The Chunk model represents a chunk from a document. See the Data Sources to better understand how documents are chunked as part of a data source to enable semantic search.

Properties

hash:string
A hash of the chunk text as well parent document information.

text:string
The text of the chunk as it was embedded.

offset:integer
The offset of the chunk in the parent document.

score:float
The similarity score of the chunk as returned by the semantic search.

vector: []float
The embedding vector associated with the chunk.

The Document model

The Document model represents a Data Source document

Properties

document_id: string
The document ID as specified at insertion.

created: integer
Epoch in ms at which the document was inserted.

timestamp: integer
User specified timestamp (epoch in ms) for the document. Can be used to filter documents when querying the Data Source based on their timestamp. If not specified, defaults to the value of created.

tags: []string
User specified list of string tags. Can be used to filter the results by tags when querying the Data Source. See the data_source block for more details.
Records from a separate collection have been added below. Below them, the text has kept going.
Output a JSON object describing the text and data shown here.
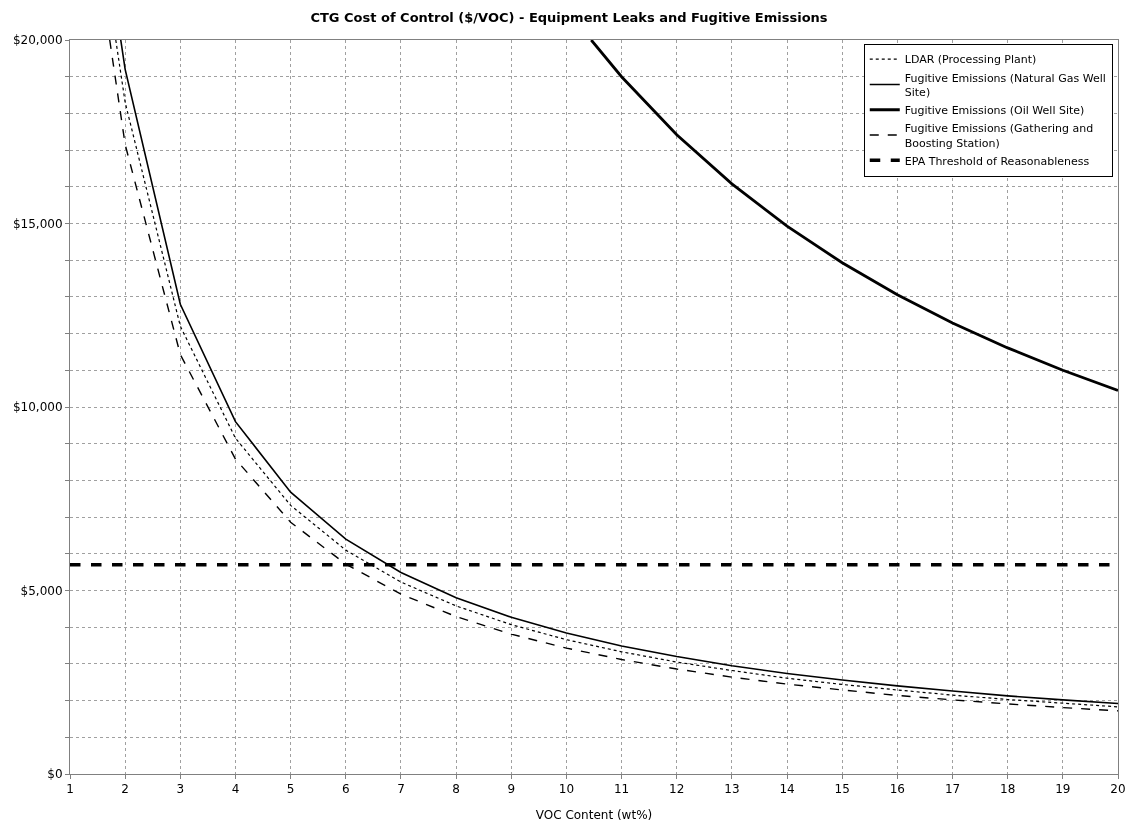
{
  "chart_data": {
    "type": "line",
    "title": "CTG Cost of Control ($/VOC) - Equipment Leaks and Fugitive Emissions",
    "xlabel": "VOC Content (wt%)",
    "xlim": [
      1,
      20
    ],
    "xticks": [
      1,
      2,
      3,
      4,
      5,
      6,
      7,
      8,
      9,
      10,
      11,
      12,
      13,
      14,
      15,
      16,
      17,
      18,
      19,
      20
    ],
    "ylim": [
      0,
      20000
    ],
    "yticks": [
      {
        "value": 0,
        "label": "$0"
      },
      {
        "value": 1000,
        "label": null
      },
      {
        "value": 2000,
        "label": null
      },
      {
        "value": 3000,
        "label": null
      },
      {
        "value": 4000,
        "label": null
      },
      {
        "value": 5000,
        "label": "$5,000"
      },
      {
        "value": 6000,
        "label": null
      },
      {
        "value": 7000,
        "label": null
      },
      {
        "value": 8000,
        "label": null
      },
      {
        "value": 9000,
        "label": null
      },
      {
        "value": 10000,
        "label": "$10,000"
      },
      {
        "value": 11000,
        "label": null
      },
      {
        "value": 12000,
        "label": null
      },
      {
        "value": 13000,
        "label": null
      },
      {
        "value": 14000,
        "label": null
      },
      {
        "value": 15000,
        "label": "$15,000"
      },
      {
        "value": 16000,
        "label": null
      },
      {
        "value": 17000,
        "label": null
      },
      {
        "value": 18000,
        "label": null
      },
      {
        "value": 19000,
        "label": null
      },
      {
        "value": 20000,
        "label": "$20,000"
      }
    ],
    "grid": true,
    "legend": "top right",
    "marker": "none",
    "series": [
      {
        "name": "LDAR (Processing Plant)",
        "color": "#000000",
        "line_style": "dotted",
        "x": [
          1.83,
          2,
          3,
          4,
          5,
          6,
          7,
          8,
          9,
          10,
          11,
          12,
          13,
          14,
          15,
          16,
          17,
          18,
          19,
          20
        ],
        "values": [
          20000,
          18300,
          12200,
          9150,
          7320,
          6100,
          5230,
          4580,
          4070,
          3660,
          3330,
          3050,
          2820,
          2610,
          2440,
          2290,
          2150,
          2030,
          1930,
          1830
        ]
      },
      {
        "name": "Fugitive Emissions (Natural Gas Well Site)",
        "color": "#000000",
        "line_style": "solid",
        "x": [
          1.92,
          2,
          3,
          4,
          5,
          6,
          7,
          8,
          9,
          10,
          11,
          12,
          13,
          14,
          15,
          16,
          17,
          18,
          19,
          20
        ],
        "values": [
          20000,
          19200,
          12800,
          9600,
          7680,
          6400,
          5490,
          4800,
          4270,
          3840,
          3490,
          3200,
          2950,
          2740,
          2560,
          2400,
          2260,
          2130,
          2020,
          1920
        ]
      },
      {
        "name": "Fugitive Emissions (Oil Well Site)",
        "color": "#000000",
        "line_style": "solid",
        "x": [
          10.45,
          11,
          12,
          13,
          14,
          15,
          16,
          17,
          18,
          19,
          20
        ],
        "values": [
          20000,
          19000,
          17420,
          16080,
          14930,
          13930,
          13060,
          12290,
          11610,
          11000,
          10450
        ]
      },
      {
        "name": "Fugitive Emissions (Gathering and Boosting Station)",
        "color": "#000000",
        "line_style": "dashed",
        "x": [
          1.72,
          2,
          3,
          4,
          5,
          6,
          7,
          8,
          9,
          10,
          11,
          12,
          13,
          14,
          15,
          16,
          17,
          18,
          19,
          20
        ],
        "values": [
          20000,
          17150,
          11430,
          8580,
          6860,
          5720,
          4900,
          4290,
          3810,
          3430,
          3120,
          2860,
          2640,
          2450,
          2290,
          2140,
          2020,
          1910,
          1810,
          1720
        ]
      }
    ],
    "ref_lines": [
      {
        "axis": "y",
        "value": 5700,
        "label": "EPA Threshold of Reasonableness",
        "color": "#000000",
        "line_style": "dashed"
      }
    ]
  }
}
If not specified, defaults to the empty list.

source_url: string
User specified URL for the document.

text_size: integer
The size in bytes of the document's text.

chunk_count: integer
The number of chunks that were generated from the document's original text for embedding.

chunks: []Chunk
The document's chunks. When searching, only includes relevant chunks. When creating a document, includes all the chunks that were generated.

text: string
The document's full text. When searching, only preset if the full_text is true. Always set when retrieving a document by API.